Nor can the distillery import grapes to make up the shortfall. A ban on using imported grapes to make Armenian brandy was introduced in 1998, in response to public concern created by the purchase of the distillery by the French company Pernod Ricard.

The Armenian farmers union is blaming the ministry of agriculture for failing to react to the disaster in time. It estimates that the lost harvest has destroyed up to 70 per cent of vineyards in the Ararat and Armavir regions. "If the farmers had been warned in good time, the consequences could have been considerably mitigated," chairman Hrachya Berberian told IWPR.

However, the Yerevan distillery's management believes that the farmers share some of the blame as they did not take basic precautions to safeguard their grapes. "The best way to protect a grapevine from frostbite - and Armenia's farmers have been doing it for decades - is to bury it in the ground at the end of autumn," said general director Pierre Laretche.

As some farmers uproot plants and switch to other crops, there will be a time lag before newly planted vines can fill the gap, Laretche warned. "The vines damaged by frost could recover as soon as 2004, but when a new vine is planted it does not yield a good harvest for around four years."

Agriculture minister David Zadoyan recently announced an emergency incentive package in which the government will double the price it pays for grapes. The Yerevan Distillery is also considering a price hike, although the resulting rise in the price of brandy could damage exports to Russia, which it had succeeded in expanding in recent years.
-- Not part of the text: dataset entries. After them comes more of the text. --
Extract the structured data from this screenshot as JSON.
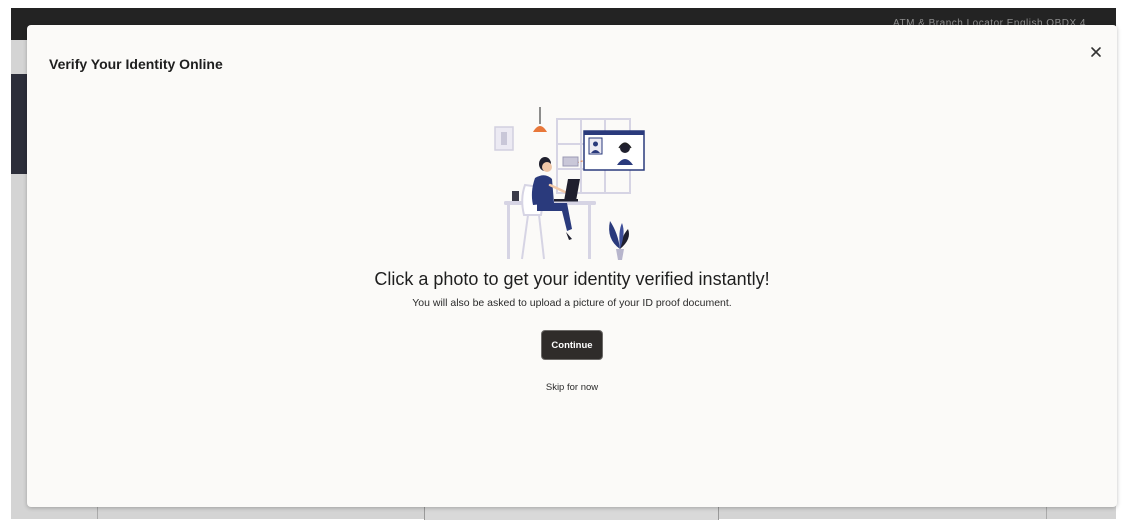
{
  "background": {
    "header_meta": "ATM & Branch Locator     English     OBDX 4"
  },
  "modal": {
    "title": "Verify Your Identity Online",
    "headline": "Click a photo to get your identity verified instantly!",
    "subtext": "You will also be asked to upload a picture of your ID proof document.",
    "continue_label": "Continue",
    "skip_label": "Skip for now",
    "close_icon": "close-icon",
    "illustration": "video-kyc-illustration"
  },
  "colors": {
    "modal_bg": "#fbfaf8",
    "primary_button": "#2f2c2a",
    "accent_orange": "#e8773a",
    "accent_navy": "#2a3a7c",
    "accent_lavender": "#d8d6e8"
  }
}
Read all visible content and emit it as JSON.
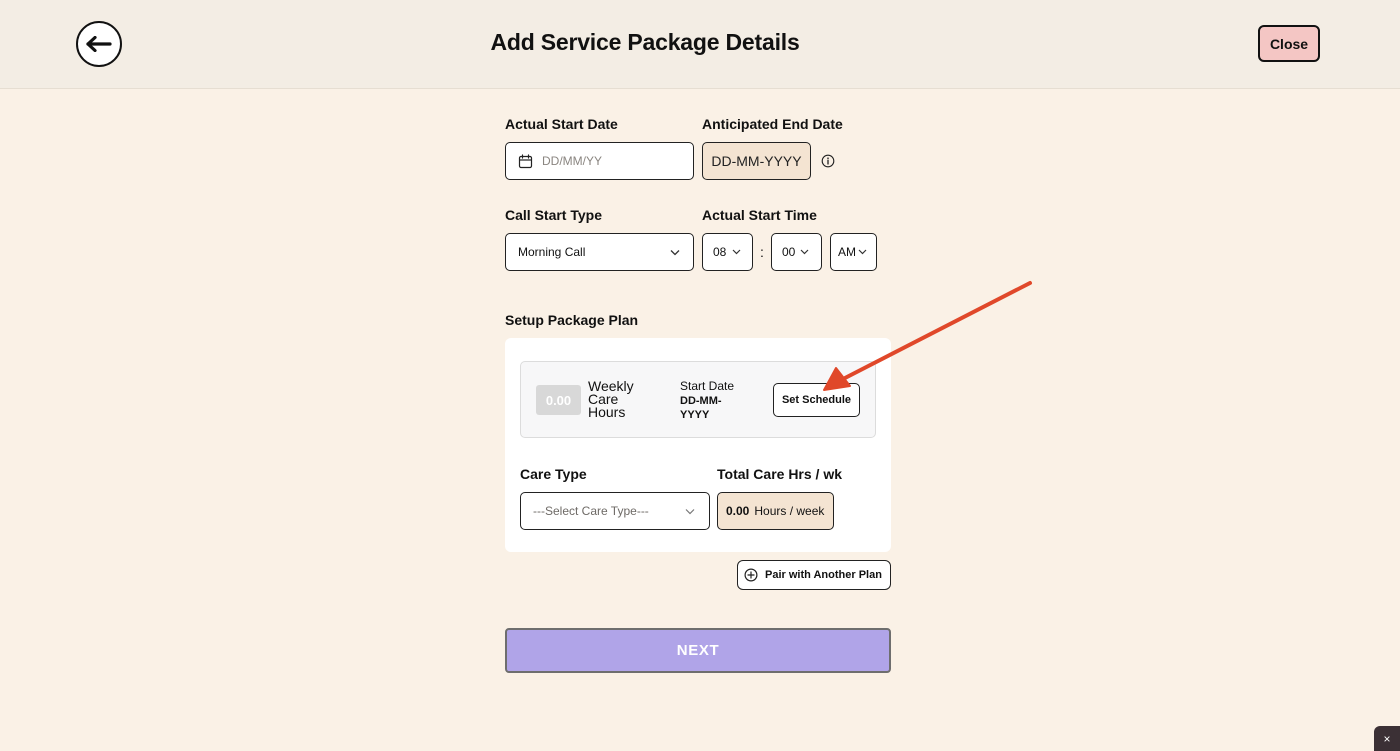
{
  "header": {
    "title": "Add Service Package Details",
    "close_label": "Close"
  },
  "form": {
    "actual_start_date": {
      "label": "Actual Start Date",
      "placeholder": "DD/MM/YY"
    },
    "anticipated_end_date": {
      "label": "Anticipated End Date",
      "value": "DD-MM-YYYY"
    },
    "call_start_type": {
      "label": "Call Start Type",
      "value": "Morning Call"
    },
    "actual_start_time": {
      "label": "Actual Start Time",
      "hour": "08",
      "separator": ":",
      "minute": "00",
      "period": "AM"
    }
  },
  "package_plan": {
    "label": "Setup Package Plan",
    "hours_value": "0.00",
    "hours_label": "Weekly Care Hours",
    "start_date_label": "Start Date",
    "start_date_value": "DD-MM-YYYY",
    "set_schedule_label": "Set Schedule",
    "care_type": {
      "label": "Care Type",
      "placeholder": "---Select Care Type---"
    },
    "total_care": {
      "label": "Total Care Hrs / wk",
      "value": "0.00",
      "unit": "Hours / week"
    }
  },
  "pair_button_label": "Pair with Another Plan",
  "next_button_label": "NEXT",
  "corner_widget_label": "×",
  "colors": {
    "page_bg": "#faf1e6",
    "header_bg": "#f3ede4",
    "close_bg": "#f4c6c4",
    "next_bg": "#b0a4e8",
    "annotation_arrow": "#e0482a"
  }
}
In the meantime, the Yerevan Distillery, the Russian Great Valley distillery and other smaller operations are looking for alternative sources of Armenian grapes. Pierre Laretche has said his company may begin sourcing grapes from northern Armenia and - controversially - Nagorny Karabakh.

Any deal involving Karabakh would anger the government in Baku, which demands that commercial firms respect Azerbaijan's claim to sovereignty over the territory. A foretaste to Azerbaijan's likely reaction came in 1999 when Laretche visited Stepanakert to discuss using Karabakh oak to make barrels for ageing brandy. Azerbaijani government officials expressed outrage at the suggestion.

Meanwhile, a barrel of the Yerevan distillery's finest brandy continues to age in the company's cellars. It was laid down when Armenia and Azerbaijan declared a truce in Karabakh in 1994, but it cannot be touched until Armenia and Azerbaijan sign a fully-fledged peace accord.

Ara Tadevosian is director of the Armenian news agency Mediamax in Yerevan.